The hardware is limited because its meant to deal with problems faced in our ancesteral past economically (why we can manuever socially without a thought and why math is hard, despite both being hugely massive computational tasks). That being said, human perception is littered with faults and illusions, but a lot of the hardware is powerful and far reaching.
Like, humans see crystals or diamonds or whatever as a solid object even though they are made up of mostly empty space, this isn’t an ‘inaccurate’ simulation on our brain’s part, its just a limited look.
However our mental adaptations can take us much further than what our immediate exerpeince tells us.
I wouldn’t say it’s obvious. What’s obvious to me is that there is a correlation. I don’t feel like defending a pantheist view, or idealism, or quantum consciousness, or anything of that variety, but I just want to throw those out there as examples of how it might not be as obvious as some might say.

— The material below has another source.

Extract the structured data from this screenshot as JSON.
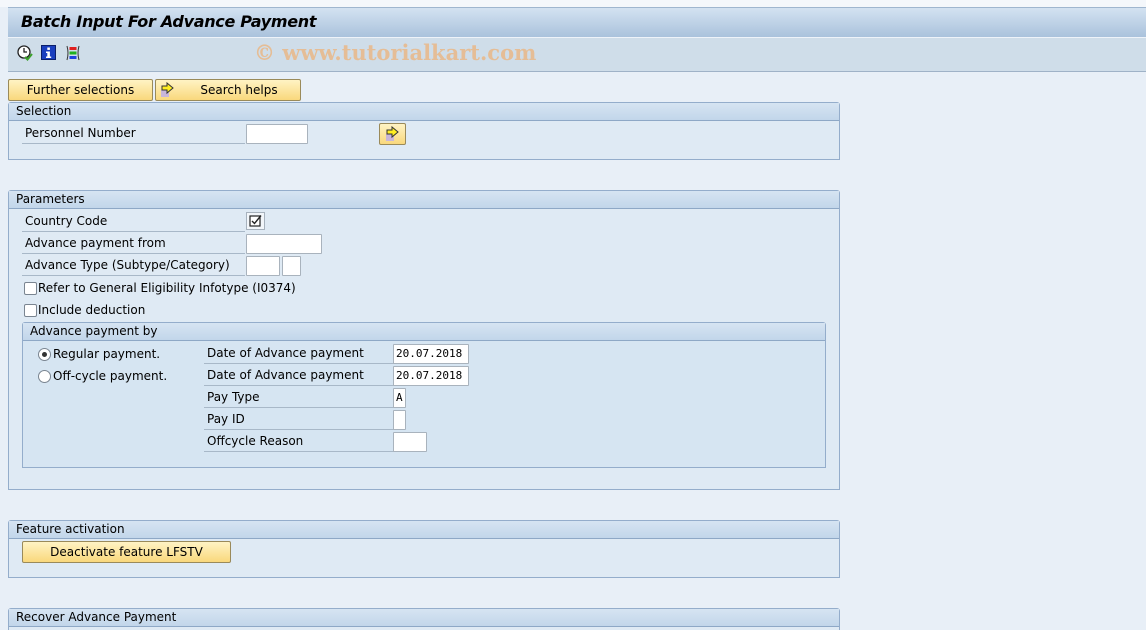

What I want to know is how sapience produced itself out of a rudimentary basic animalistic form of reasoning.
( Everyday that is the main thing which is always on my mind.)
Could this be a case where a outside source shaped the very beginnings of sapience internally?
Now the religionist will claim this is god but out of my pessimistic inclinations I like to consider this source as a relative random anomaly with no supernatural significance whatsoever.
Ah, well if memory serves, I saw a documentary once that provided a rough answer to this question. According to it, the distinguishing feature between homosapiens and our most recently extinct ancestor, the neanderthal, was that we can think abstractly and creatively. They say that this is the basis upon which religion and ritual comes about. I’m not sure if homosapiens started practicing religion immediately after they stepped onto the scene or it took a while, but it was clear from the documentary that no other animal before thought abstractly and creatively.
What if abstract thought and creativity started from the first man hallucinating religion because they thought god existed in a dash of lightning?
This is what I am searching for.
Now if we understand that lightning isn’t god and that god doesn’t exist we could come to the understanding that the individual ancient man was mistaken.
We could then say that religion was a accidental anomaly out of ignorance.
But if we find out that thought and creativity was born out of religion what would that say exactly for those two subjects alone?
I highly doubt it. Abstract thinking and creativity would have to be in place to begin with in order for man to conceive of anything like a god. But it’s certainly possible that man, at one point, misperceived some amazing natural phenomenon as stemming from supernatural sources, and from then on passed on the seeds of religion to future generations. Man would have been mistaken.
If abstract and creative thought are based on religion, and religion is mistaken, then it means that abstract and creative thought can’t be grounded in religion. There might be other grounds though - such as a genetic adaptation.